Extension activities promoted by the project have largely been carried out by specialized local organizations (SLOs), in support of about 1,000 farmers associations. The ICR reports a high rate of uptake of the technologies being promoted and that farmers have agreed that they should have an option to pay the SLO for the services provided.

5. Significant Shortcomings (include non-compliance with safeguard features):


Performance of the elements of the support to local agricultural systems is less clearly reported, but appears to have been less satisfactory. It is reported that 15 local markets (3 for livestock) had been constructed, compared to the initial target of 21. Data is not provided on the extent of use of the markets, but comments in the report of the stakeholder's workshop held at completion, and in the Borrowers ICR, indicate problems with some of them. The Borrower's ICR indicates that, although local users were supposed to make a contribution towards them (which could be in kind), few contributions have been forthcoming. At the workshops concerns were raised that some were poorly located, or on sites that were too confined, farmers' and traders' views were not adequately taken into account in designing the facilities (so that, for example, there was inadequate hard standing or protection from rain, or lock-up facilities at some of them) and that there are irregularities in their operation.
The ICR indicates substantial increases in incomes from the monitored activities. However, it is not clear how great a contribution these made to total incomes of beneficciary households. Also, it is not clear to what extent the observed changes in the project areas can be attributed to the project's activities. This is because the monitoring and evaluation program does not appear to have included a control baseline in non-project areas, so no "with - without" comparison could be made, only "before and after".
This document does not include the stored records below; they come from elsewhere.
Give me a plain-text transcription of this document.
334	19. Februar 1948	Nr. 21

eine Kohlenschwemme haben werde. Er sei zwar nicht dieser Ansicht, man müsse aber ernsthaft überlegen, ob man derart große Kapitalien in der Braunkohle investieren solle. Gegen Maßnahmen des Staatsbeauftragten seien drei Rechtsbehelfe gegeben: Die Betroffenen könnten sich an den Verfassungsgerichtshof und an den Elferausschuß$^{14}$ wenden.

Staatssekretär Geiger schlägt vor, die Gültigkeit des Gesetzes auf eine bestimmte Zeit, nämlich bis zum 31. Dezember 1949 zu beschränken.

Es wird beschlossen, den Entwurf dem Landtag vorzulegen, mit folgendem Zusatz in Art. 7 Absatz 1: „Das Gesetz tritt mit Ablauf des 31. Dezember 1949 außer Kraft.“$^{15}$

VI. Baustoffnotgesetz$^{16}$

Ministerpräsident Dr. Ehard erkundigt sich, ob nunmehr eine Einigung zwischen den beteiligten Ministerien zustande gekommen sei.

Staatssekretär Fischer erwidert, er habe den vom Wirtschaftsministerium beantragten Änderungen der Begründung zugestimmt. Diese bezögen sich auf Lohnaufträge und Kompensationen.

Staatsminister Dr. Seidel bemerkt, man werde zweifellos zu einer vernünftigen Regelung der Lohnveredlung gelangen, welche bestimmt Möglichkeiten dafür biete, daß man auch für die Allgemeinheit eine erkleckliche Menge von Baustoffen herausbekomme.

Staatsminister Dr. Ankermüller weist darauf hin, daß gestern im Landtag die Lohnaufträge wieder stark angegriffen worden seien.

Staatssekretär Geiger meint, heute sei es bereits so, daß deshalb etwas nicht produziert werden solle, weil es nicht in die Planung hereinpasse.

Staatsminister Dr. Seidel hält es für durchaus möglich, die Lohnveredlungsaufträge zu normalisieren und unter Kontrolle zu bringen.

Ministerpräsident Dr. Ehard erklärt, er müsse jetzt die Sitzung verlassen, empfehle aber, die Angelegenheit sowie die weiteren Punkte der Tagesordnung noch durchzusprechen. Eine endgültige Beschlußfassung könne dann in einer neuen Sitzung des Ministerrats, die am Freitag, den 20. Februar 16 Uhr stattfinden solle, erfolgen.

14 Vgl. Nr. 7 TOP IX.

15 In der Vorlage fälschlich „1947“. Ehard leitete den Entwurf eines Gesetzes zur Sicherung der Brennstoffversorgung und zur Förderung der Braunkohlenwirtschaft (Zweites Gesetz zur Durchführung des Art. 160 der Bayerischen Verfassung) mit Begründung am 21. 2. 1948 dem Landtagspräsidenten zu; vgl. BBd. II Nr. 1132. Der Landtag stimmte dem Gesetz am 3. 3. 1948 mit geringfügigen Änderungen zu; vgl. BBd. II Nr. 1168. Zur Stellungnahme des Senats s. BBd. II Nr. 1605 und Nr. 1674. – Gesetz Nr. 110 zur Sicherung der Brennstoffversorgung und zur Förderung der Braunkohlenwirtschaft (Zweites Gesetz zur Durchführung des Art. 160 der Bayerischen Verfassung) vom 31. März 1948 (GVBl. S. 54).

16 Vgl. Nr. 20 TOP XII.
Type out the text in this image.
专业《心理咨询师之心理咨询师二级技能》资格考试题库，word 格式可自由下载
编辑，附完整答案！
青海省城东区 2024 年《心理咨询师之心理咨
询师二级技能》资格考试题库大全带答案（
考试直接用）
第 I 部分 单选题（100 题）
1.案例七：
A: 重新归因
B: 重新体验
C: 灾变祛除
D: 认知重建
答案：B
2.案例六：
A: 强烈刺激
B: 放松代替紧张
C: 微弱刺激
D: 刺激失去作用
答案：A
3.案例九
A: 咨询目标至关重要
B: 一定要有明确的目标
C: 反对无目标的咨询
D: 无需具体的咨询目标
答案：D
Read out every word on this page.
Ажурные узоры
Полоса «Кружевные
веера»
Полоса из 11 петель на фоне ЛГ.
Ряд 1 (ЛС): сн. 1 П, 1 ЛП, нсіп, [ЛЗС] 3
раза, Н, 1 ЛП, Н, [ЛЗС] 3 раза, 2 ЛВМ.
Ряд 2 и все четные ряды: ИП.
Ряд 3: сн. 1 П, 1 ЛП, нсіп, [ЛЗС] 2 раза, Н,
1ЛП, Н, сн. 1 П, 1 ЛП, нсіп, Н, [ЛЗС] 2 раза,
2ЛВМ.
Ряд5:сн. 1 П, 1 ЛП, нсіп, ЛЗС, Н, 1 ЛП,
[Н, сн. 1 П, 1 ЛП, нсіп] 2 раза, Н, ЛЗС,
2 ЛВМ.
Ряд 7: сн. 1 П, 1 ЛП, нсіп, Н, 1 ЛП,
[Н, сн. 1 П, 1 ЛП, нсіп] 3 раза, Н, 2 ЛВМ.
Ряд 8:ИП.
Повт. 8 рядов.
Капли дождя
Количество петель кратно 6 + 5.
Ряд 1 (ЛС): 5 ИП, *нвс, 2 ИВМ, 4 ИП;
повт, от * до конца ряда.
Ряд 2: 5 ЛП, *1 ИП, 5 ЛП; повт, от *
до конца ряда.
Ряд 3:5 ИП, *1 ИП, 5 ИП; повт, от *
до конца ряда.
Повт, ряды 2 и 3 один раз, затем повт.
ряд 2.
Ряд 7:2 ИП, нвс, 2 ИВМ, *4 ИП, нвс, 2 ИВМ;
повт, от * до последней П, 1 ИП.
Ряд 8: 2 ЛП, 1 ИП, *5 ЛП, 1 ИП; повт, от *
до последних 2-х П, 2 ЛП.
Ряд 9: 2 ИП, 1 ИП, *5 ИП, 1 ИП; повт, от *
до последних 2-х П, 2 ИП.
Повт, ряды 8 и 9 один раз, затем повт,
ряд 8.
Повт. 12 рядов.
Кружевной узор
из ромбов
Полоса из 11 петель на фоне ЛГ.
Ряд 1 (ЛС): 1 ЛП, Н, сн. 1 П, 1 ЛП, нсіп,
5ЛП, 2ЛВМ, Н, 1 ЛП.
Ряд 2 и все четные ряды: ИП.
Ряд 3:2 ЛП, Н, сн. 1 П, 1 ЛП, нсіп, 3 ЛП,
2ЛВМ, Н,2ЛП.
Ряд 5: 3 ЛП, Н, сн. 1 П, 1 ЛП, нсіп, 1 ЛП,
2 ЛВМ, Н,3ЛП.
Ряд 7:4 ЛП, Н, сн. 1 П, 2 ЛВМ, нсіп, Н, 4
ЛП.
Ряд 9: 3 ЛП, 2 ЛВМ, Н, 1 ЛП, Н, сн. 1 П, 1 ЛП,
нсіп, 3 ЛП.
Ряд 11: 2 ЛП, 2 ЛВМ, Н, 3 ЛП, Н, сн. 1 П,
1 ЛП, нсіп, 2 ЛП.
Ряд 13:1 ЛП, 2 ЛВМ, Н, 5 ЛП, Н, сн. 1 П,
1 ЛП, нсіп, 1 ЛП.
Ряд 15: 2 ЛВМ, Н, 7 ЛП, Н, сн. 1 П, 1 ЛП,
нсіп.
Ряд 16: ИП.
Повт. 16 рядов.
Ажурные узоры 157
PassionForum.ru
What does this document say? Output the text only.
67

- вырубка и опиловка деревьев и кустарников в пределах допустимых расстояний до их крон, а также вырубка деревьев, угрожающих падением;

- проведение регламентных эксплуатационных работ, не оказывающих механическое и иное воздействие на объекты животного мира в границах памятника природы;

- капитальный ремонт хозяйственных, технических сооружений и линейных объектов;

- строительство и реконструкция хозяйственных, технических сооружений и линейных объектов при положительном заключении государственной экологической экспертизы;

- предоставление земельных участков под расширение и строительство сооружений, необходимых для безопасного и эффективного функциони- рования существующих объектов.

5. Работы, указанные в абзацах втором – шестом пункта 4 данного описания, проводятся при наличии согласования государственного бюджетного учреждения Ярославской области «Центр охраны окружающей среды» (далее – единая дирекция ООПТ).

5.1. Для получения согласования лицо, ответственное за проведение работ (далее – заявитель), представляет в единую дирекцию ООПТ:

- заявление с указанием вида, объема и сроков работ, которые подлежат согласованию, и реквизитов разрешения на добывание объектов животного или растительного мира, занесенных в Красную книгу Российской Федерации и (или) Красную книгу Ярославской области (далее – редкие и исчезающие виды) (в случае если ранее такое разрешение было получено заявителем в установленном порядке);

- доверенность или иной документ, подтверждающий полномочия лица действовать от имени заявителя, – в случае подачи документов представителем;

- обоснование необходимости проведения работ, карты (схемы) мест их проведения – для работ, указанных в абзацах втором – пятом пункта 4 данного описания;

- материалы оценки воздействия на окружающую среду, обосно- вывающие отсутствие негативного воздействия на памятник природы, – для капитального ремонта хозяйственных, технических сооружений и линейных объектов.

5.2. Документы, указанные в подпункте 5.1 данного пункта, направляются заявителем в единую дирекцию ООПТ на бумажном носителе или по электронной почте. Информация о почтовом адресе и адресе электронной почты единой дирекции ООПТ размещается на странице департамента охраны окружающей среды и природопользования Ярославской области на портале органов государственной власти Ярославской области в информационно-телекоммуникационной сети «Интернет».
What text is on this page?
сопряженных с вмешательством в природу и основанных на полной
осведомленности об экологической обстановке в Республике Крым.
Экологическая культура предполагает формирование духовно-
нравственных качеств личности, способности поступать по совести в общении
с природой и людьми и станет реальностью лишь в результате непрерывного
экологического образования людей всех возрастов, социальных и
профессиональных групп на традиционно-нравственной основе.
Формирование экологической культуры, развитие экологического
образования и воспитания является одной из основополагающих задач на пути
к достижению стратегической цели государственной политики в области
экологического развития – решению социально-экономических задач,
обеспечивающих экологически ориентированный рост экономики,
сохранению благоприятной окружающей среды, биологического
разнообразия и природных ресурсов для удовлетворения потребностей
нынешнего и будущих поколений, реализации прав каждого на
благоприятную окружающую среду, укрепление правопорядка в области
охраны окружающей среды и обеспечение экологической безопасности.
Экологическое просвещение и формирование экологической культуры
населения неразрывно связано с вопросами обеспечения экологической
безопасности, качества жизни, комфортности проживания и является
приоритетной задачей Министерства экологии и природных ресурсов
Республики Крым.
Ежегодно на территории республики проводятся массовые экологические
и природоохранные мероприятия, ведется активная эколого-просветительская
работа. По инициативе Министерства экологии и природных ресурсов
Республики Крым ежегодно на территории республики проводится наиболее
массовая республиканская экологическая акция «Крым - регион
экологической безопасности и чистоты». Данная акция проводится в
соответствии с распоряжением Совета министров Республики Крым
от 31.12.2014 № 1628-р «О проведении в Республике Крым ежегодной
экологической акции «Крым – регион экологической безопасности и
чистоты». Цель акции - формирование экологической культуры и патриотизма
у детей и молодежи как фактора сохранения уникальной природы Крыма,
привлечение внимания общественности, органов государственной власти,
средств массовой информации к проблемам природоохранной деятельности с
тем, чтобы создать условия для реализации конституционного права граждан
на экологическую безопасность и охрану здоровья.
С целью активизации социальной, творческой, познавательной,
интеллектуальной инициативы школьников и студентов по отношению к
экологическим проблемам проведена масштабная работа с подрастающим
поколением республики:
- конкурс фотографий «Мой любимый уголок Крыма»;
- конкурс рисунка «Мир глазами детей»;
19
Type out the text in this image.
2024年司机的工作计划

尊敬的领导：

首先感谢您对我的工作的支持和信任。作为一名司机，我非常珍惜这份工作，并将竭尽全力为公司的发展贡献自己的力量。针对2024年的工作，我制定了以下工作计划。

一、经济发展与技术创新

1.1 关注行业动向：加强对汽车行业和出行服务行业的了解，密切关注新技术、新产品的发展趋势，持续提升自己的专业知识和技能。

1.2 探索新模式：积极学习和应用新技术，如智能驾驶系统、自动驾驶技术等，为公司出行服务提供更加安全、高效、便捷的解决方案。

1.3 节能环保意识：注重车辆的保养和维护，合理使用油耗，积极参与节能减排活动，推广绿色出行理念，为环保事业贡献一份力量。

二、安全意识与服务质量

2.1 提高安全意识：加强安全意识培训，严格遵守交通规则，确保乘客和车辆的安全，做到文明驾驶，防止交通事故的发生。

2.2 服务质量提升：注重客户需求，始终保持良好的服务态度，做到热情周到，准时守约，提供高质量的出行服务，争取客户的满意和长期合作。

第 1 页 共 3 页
6. Ratings:ICROED ReviewReason for Disagreement/Comments
Outcome:
SatisfactorySatisfactory
Institutional Dev.:
HighSubstantial ICR text indicates "substantial" rating.
Sustainability:
LikelyLikely
Bank Performance:
SatisfactorySatisfactory
Borrower Perf.:
SatisfactorySatisfactory
Quality of ICR:
Satisfactory

7. Lessons of Broad Applicablity:

The ICR details a lengthy list of very project specific lessons from the review. One that is of broader application is that it is possible, in a country like Rwanda, to develop a viable, privately operated and sustainable input supply system, under the right set of policies, incentives and institutional mechanisms.

8. Audit Recommended?  Yes

          Why?  The project should be assessed together with the ongoing follow-on Rural Sector Support Project. In particular the assessment should focus on the impact of the projects on farm incomes, and on whether the initial LIL (and its monitoring and evaluation schema) have provided an adequate pilot for the full-scale project.

9. Comments on Quality of ICR:

The ICR provides a satisfactory review of project implementation and performance. Its review of the achievement of project targets would have been enhanced by an adequate control, to show that the performance in the pilot areas was not matched in non-pilot areas. While the changes seen in the pilot areas was dramatic, the lack of control data does leave the reader somewhat uncertain as to what the impact of the project measures was in causing them.